Le 6 novembre prochain, le fleuve Chao Phraya accueillera l’une des cérémonies les plus prestigieuses de la monarchie thaïlandaise : la procession royale du Kathin, au cours de laquelle le souverain offre traditionnellement des robes monastiques aux moines. Derrière le faste de ce défilé nautique, admiré pour ses barges richement décorées et ses équipages parfaitement synchronisés, se cachent pourtant plusieurs mois de préparation et le travail minutieux de dizaines d’artisans.
À Bangkok, le Musée national des Barges royales a ouvert les portes de ses ateliers pour dévoiler les coulisses de cette restauration. Une immersion dans un patrimoine vivant où chaque geste compte.
Restaurer sans jamais trahir l’œuvre originale
Avant toute intervention décorative, les sculpteurs sur bois et les menuisiers d’art examinent minutieusement chaque embarcation. Leur mission consiste à repérer les fissures, les parties fragilisées ou les éléments sculptés endommagés par le temps.
Lorsque certaines pièces ne peuvent être conservées, elles sont recréées à l’identique. Les artisans reproduisent fidèlement les motifs, les proportions et les techniques d’origine afin de préserver l’authenticité artistique des barges royales.
Une fois cette étape achevée, les surfaces sont rebouchées, poncées et parfaitement nivelées. Ce travail, presque invisible pour le futur spectateur, conditionne pourtant toute la qualité des décorations qui suivront.
Le pinceau avant la feuille d’or
Les peintres prennent ensuite le relais. Leur rôle dépasse largement la simple décoration : ils dessinent les motifs traditionnels qui serviront de guide aux étapes suivantes.
Chaque courbe, chaque volute et chaque détail obéissent aux règles de l’art classique thaïlandais. Les lignes doivent épouser parfaitement les reliefs sculptés des proues et des coques. La moindre imprécision apparaîtrait une fois la dorure terminée.
Ce savoir-faire, transmis de génération en génération, constitue l’un des piliers de l’art décoratif thaïlandais.
Quand le moindre souffle d’air devient un ennemi
L’une des phases les plus délicates est sans doute la pose des feuilles d’or. D’une finesse extrême, elles peuvent être déplacées, repliées ou déchirées par le plus léger courant d’air. Pour protéger leur travail, les artisans installent des cloisons en tissu ou en plastique autour de leur espace de travail. Même les ventilateurs restent éteints pendant cette opération.
La surface doit également être parfaitement propre. Une simple poussière emprisonnée sous la feuille d’or suffit à créer une irrégularité et à compromettre le résultat final. Cette exigence illustre le degré de précision recherché dans la restauration de ces embarcations d’exception.

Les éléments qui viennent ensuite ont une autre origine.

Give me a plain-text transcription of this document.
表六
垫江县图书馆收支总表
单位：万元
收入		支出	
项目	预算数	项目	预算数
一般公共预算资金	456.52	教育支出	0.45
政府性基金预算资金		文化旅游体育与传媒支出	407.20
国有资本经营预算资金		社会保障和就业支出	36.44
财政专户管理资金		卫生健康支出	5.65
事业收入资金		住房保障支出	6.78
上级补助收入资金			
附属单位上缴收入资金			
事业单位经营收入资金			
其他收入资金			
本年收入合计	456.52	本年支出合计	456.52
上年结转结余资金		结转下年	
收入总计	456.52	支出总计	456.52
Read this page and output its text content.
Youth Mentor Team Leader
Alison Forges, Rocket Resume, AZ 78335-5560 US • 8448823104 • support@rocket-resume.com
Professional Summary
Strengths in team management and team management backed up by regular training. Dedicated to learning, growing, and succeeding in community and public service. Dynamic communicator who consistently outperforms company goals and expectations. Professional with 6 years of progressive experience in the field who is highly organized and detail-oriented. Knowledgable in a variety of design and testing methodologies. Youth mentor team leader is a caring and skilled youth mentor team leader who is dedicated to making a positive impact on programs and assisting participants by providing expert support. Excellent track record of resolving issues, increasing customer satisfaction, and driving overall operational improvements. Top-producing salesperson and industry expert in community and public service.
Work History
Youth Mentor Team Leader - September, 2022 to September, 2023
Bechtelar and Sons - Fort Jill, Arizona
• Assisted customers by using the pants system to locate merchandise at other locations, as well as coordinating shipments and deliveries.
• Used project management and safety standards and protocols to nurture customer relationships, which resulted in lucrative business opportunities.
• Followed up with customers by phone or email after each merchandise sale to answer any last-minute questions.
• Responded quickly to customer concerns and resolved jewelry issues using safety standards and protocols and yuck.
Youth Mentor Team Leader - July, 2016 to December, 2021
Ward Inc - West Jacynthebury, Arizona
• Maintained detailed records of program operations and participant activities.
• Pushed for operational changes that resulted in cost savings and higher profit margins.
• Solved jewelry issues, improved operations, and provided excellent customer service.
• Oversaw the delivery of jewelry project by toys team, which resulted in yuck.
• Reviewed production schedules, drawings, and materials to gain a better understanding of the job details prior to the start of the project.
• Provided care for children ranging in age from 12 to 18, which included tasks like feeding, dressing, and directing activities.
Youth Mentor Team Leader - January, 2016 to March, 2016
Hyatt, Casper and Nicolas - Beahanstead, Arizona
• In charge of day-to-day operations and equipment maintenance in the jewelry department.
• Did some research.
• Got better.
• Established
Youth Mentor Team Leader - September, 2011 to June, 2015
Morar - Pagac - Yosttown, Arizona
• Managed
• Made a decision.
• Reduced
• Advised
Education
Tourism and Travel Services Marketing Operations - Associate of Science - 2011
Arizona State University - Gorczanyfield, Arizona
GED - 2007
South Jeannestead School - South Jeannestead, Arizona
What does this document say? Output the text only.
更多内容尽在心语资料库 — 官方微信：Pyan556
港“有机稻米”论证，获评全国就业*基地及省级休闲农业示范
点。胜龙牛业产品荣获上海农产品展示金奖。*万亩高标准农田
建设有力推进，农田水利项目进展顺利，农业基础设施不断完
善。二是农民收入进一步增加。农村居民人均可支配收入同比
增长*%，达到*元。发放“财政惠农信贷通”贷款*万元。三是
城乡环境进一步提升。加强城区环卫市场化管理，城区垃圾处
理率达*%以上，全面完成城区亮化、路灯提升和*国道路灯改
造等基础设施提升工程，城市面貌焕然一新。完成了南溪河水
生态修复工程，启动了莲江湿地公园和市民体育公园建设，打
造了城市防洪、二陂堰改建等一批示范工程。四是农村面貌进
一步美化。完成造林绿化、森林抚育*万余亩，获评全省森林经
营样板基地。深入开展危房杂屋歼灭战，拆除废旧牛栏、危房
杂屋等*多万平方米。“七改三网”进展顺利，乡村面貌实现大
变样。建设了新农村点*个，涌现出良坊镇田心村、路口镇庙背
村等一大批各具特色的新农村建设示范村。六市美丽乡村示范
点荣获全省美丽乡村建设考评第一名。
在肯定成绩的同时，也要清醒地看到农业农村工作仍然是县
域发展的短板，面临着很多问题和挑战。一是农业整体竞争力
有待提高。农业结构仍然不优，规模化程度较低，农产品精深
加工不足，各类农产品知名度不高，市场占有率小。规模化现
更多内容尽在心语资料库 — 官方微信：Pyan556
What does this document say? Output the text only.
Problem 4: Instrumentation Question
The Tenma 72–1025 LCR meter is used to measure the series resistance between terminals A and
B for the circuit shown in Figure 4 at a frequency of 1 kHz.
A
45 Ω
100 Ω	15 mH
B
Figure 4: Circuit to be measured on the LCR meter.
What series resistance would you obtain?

Les tissus aussi retrouvent leur éclat
Les travaux ne concernent pas uniquement le bois et la dorure. Le Musée national des Barges royales a récemment procédé au démontage des ornements textiles qui habillent les toitures et les frontons de la barge royale Suphannahong, la plus emblématique de la flotte. Ces éléments ont été confiés au Bureau des Dix Métiers traditionnels, institution royale spécialisée dans la préservation des savoir-faire artisanaux, afin d’être restaurés.
Des interventions similaires sont également prévues sur les barges royales Narai Song Suban Rama IX et Anekchatphuchong. L’ensemble de ces travaux devra être achevé avant les répétitions de la procession, programmées sur le Chao Phraya à partir de la mi-octobre.
Un patrimoine qui continue de naviguer
Contrairement à de nombreuses embarcations historiques conservées dans les musées, les barges royales thaïlandaises demeurent des navires de cérémonie. Elles reprennent exceptionnellement le fleuve lors des grandes processions royales, ce qui impose un entretien permanent et particulièrement exigeant.
Sculpteurs, menuisiers d’art, peintres, doreurs et restaurateurs textiles interviennent successivement, chacun apportant son expertise à une étape précise. Cette chaîne de savoir-faire, préservée depuis des générations, permet aux barges royales de conserver leur magnificence tout en restant aptes à naviguer.
Lorsque les rameurs prendront place à bord le 6 novembre prochain et que les barges glisseront sur les eaux du Chao Phraya, les spectateurs admireront la beauté des sculptures, l’éclat des dorures et la richesse des ornements. Peu d’entre eux imagineront que cette perfection est le fruit de plusieurs mois d’un travail patient, réalisé loin des regards par des artisans qui perpétuent l’un des patrimoines les plus prestigieux de Thaïlande.